All the others in the top 30 are generally good semantic relationships.

### rare relations 
generally model can't learn from sprase relations which only show up a couple of times. relations like Relations like bodyDiscovered (1), taoiseach (2), or mother (5) are too sparse.
My plan is to set a threshold and remove any relation that appears fewer than 50 or 100 times.  While we lose some specific facts, we can  create a denser, more learnable graph for the model.


## Entity Degree / connectivity analysis

count: 304395: we have ~305k unique entities in this core_triples set.
mean: 3.57: The average entity is connected to 3-4 other things. quite low..sparse graph. 
std: 84.22: degrees are not distributed evenly at all. some entities have a lot more connections than the avg. 

50% (median): 1.0: This is the most critical statistic. It means at least 50% of your entities have only ONE connection! These are "leaf" nodes. The model has no context for these entities and cannot learn a meaningful vector for them. They are pure noise for the training process.


max: 50000: This shows a massive "hub" entity, which is almost certainly the entity http://dbpedia.org/ontology/wikiPageRedirects is pointing to.


The Histogram: The "Zoomed-in View" plot confirms this visually. There is a gigantic bar at Degree = 1 with over 200,000 entities.
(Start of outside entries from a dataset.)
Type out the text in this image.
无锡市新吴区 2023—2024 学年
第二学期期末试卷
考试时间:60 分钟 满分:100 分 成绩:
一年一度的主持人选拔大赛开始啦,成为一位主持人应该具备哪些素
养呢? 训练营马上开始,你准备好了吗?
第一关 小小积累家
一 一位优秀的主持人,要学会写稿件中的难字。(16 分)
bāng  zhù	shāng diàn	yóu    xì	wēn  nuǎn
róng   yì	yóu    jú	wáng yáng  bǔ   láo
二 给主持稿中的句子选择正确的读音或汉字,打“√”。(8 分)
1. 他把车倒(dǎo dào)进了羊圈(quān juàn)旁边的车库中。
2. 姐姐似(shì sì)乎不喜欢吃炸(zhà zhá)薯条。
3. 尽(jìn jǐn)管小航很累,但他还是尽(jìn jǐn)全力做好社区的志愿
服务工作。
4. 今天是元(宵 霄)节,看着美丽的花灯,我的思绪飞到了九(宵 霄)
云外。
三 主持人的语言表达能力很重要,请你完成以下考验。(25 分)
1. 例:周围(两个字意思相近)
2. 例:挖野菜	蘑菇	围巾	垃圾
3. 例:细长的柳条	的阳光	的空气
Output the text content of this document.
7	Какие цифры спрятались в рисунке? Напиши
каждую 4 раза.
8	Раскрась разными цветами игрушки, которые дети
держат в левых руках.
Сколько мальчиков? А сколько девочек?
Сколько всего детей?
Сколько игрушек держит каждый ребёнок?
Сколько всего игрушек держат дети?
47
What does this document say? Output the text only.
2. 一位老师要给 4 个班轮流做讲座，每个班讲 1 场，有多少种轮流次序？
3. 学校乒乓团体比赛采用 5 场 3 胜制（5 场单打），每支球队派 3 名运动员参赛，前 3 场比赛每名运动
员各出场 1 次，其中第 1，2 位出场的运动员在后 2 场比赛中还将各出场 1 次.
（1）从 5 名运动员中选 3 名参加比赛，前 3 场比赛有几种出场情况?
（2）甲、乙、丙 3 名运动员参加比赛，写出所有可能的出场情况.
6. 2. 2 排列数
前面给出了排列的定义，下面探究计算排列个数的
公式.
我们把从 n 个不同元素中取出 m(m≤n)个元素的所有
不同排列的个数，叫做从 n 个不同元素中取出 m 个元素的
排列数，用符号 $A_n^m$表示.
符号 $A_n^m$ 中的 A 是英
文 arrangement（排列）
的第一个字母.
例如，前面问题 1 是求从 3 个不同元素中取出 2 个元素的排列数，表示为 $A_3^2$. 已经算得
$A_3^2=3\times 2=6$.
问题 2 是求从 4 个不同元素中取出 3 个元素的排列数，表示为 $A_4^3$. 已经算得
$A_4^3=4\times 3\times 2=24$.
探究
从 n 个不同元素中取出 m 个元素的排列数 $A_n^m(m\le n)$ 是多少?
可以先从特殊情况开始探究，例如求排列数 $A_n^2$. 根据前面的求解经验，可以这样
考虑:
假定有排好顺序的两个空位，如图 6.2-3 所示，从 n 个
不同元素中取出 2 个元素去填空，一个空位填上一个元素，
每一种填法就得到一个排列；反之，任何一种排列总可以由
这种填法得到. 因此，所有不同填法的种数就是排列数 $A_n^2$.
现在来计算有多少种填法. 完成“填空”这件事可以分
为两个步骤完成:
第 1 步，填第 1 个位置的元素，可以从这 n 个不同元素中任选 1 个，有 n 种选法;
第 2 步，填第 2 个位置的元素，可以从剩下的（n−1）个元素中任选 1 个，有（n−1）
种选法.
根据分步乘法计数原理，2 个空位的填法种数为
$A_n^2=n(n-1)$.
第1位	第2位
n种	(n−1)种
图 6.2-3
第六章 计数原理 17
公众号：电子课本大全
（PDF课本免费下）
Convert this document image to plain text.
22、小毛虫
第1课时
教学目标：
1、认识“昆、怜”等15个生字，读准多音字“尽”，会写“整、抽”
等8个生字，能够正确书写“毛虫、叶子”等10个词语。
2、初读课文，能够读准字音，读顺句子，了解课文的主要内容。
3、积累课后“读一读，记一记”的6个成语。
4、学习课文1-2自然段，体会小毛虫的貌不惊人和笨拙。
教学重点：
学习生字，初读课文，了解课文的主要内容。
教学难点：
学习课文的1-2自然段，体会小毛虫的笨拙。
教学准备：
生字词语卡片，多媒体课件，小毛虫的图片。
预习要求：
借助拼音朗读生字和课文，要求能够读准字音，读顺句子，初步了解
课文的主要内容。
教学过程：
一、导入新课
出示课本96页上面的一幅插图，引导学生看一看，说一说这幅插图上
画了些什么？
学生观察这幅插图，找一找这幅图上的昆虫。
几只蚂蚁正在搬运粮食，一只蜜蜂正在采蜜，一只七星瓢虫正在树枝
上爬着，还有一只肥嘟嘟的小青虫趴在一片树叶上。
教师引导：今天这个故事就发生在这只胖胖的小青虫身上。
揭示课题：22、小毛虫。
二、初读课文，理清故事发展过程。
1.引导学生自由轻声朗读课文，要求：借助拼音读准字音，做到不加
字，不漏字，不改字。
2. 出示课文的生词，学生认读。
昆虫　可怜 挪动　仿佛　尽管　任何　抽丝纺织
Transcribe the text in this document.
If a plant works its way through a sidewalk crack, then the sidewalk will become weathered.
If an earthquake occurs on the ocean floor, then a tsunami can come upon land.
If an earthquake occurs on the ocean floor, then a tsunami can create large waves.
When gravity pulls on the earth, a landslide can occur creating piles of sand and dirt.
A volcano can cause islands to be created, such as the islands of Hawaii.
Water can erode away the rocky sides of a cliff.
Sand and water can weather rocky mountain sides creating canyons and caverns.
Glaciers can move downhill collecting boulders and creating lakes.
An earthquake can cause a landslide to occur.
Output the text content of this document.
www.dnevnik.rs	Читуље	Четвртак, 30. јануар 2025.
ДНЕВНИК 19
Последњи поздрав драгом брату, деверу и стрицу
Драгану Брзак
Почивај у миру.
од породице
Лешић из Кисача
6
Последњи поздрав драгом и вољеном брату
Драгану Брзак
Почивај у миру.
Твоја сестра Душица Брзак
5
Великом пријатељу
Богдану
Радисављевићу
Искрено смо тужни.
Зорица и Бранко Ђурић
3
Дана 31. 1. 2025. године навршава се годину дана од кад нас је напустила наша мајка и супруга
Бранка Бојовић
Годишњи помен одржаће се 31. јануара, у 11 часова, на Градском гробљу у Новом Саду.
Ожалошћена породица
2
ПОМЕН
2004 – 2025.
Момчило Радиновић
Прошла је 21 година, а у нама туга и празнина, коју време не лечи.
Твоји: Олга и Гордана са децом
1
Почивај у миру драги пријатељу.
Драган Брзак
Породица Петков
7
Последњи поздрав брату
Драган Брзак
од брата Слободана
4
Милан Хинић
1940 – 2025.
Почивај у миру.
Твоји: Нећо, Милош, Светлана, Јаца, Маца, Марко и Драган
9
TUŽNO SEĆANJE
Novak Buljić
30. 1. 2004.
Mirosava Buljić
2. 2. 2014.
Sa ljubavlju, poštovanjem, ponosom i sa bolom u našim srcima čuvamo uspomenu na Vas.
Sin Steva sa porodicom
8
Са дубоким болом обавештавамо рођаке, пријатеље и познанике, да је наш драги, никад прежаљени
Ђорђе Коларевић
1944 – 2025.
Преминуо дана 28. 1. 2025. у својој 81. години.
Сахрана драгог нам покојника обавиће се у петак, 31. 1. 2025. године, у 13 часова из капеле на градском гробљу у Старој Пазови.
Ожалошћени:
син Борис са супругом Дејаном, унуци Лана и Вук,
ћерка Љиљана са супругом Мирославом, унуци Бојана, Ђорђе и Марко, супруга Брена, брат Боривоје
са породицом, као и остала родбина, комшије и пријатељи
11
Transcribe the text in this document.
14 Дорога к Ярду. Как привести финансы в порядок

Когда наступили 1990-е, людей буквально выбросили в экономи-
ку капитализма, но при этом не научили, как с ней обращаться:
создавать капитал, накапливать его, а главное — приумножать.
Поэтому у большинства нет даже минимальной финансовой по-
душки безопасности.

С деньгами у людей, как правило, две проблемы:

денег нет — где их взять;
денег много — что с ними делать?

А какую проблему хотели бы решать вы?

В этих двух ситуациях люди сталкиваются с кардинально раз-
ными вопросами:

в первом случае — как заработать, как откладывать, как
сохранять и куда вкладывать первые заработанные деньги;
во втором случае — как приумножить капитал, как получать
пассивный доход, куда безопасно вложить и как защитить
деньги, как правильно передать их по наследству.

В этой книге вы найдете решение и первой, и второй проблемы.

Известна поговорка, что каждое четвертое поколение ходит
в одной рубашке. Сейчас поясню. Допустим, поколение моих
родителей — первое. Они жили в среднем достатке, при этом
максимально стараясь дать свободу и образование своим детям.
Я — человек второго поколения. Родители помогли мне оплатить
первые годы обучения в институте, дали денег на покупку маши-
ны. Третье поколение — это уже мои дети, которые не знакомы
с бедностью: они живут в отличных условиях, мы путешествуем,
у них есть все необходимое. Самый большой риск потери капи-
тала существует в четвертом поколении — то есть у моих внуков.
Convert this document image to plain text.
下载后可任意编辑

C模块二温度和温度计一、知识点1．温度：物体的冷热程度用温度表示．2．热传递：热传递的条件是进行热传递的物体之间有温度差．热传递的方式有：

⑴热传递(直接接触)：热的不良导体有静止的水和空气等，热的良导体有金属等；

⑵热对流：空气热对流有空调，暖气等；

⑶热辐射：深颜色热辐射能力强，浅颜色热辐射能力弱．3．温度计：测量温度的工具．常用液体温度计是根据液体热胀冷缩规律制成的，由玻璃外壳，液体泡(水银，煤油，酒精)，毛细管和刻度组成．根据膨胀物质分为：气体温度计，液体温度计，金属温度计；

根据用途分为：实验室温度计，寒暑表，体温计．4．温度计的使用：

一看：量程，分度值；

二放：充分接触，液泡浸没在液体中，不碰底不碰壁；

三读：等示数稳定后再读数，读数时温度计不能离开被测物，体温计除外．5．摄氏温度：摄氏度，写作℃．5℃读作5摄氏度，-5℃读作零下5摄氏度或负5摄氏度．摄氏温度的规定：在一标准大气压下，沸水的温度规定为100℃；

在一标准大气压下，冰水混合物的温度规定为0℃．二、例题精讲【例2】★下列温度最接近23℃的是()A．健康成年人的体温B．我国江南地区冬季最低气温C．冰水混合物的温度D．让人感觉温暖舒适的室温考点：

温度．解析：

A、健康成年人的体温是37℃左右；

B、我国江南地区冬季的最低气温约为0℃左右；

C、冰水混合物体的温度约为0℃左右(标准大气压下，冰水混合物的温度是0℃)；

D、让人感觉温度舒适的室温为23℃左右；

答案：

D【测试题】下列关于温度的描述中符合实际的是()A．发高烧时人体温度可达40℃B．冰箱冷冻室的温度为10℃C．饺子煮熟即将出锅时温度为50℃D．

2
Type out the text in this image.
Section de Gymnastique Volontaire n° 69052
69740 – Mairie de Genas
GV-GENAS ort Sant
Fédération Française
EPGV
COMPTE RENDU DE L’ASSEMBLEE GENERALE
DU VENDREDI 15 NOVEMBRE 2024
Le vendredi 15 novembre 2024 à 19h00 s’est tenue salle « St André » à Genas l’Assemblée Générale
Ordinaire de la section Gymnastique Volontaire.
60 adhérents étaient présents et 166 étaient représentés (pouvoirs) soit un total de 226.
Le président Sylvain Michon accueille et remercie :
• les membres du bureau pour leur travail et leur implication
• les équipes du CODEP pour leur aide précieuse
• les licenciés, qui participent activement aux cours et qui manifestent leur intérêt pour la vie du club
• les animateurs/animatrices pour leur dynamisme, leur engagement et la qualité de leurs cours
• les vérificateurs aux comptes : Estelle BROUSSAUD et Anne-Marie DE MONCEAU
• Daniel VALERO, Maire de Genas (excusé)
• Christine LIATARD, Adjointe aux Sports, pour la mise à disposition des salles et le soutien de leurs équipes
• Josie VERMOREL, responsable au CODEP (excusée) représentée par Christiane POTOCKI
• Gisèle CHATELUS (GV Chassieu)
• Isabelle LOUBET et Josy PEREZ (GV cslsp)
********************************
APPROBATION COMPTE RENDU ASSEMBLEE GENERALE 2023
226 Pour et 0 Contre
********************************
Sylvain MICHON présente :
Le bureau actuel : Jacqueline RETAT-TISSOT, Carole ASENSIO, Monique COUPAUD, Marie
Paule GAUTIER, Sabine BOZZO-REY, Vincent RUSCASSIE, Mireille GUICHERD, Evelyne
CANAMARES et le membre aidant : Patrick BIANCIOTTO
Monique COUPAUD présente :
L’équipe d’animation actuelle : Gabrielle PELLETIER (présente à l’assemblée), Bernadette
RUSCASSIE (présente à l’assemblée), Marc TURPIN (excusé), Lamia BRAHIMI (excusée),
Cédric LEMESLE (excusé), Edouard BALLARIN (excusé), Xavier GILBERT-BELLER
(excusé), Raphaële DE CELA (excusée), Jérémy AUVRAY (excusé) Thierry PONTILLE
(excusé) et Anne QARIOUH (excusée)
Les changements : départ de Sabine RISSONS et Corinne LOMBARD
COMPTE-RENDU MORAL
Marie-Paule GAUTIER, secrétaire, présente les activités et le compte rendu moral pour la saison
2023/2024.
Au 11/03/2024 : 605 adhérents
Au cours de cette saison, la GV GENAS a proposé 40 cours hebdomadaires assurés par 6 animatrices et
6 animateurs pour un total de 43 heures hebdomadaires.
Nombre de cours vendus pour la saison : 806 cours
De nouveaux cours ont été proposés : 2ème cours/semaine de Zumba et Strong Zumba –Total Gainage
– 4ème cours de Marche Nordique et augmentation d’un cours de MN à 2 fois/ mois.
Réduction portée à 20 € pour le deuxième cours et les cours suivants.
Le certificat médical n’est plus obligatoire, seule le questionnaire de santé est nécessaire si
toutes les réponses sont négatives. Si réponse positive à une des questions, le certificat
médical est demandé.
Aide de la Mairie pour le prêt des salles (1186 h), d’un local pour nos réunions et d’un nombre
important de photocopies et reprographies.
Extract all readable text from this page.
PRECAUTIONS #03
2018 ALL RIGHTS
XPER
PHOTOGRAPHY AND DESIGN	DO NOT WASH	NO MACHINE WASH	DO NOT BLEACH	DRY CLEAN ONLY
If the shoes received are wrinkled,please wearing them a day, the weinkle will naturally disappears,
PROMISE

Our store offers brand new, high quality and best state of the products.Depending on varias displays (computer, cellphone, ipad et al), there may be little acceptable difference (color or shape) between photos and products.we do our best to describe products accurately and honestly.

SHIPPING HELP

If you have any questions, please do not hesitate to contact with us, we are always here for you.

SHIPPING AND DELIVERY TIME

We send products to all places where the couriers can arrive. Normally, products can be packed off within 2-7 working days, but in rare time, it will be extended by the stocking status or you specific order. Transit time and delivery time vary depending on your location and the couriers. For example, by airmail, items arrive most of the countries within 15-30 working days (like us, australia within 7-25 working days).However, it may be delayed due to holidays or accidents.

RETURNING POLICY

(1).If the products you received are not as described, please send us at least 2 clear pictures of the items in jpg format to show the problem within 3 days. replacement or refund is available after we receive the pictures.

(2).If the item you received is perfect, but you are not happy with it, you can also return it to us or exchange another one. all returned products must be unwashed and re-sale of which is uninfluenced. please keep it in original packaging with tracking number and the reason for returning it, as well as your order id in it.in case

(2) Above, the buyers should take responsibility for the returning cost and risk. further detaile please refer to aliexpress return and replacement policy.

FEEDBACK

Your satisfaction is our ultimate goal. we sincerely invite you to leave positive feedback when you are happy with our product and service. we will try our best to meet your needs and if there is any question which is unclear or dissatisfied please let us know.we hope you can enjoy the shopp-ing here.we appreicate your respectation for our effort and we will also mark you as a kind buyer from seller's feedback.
This is the "long tail" of very sparsely connected nodes that we must prune.


The structure is dominated by a small number of massive "hubs" that connect to everything, while the vast majority of entities are on the periphery with very few connections.

### The Strategy: Pruning the Graph
Based on this analysis, my strategy is to perform a two-step pruning process to create a smaller, denser, and more semantically coherent graph.

Semantic Filtering: We will remove the relations from Category A and B using a "blacklist".


Frequency Pruning (K-Core Pruning): We will remove all relations that appear too infrequently and all entities that are not connected enough times.

when we split into train/val/test sets we should make sure that entities in our val/test also appear in train set.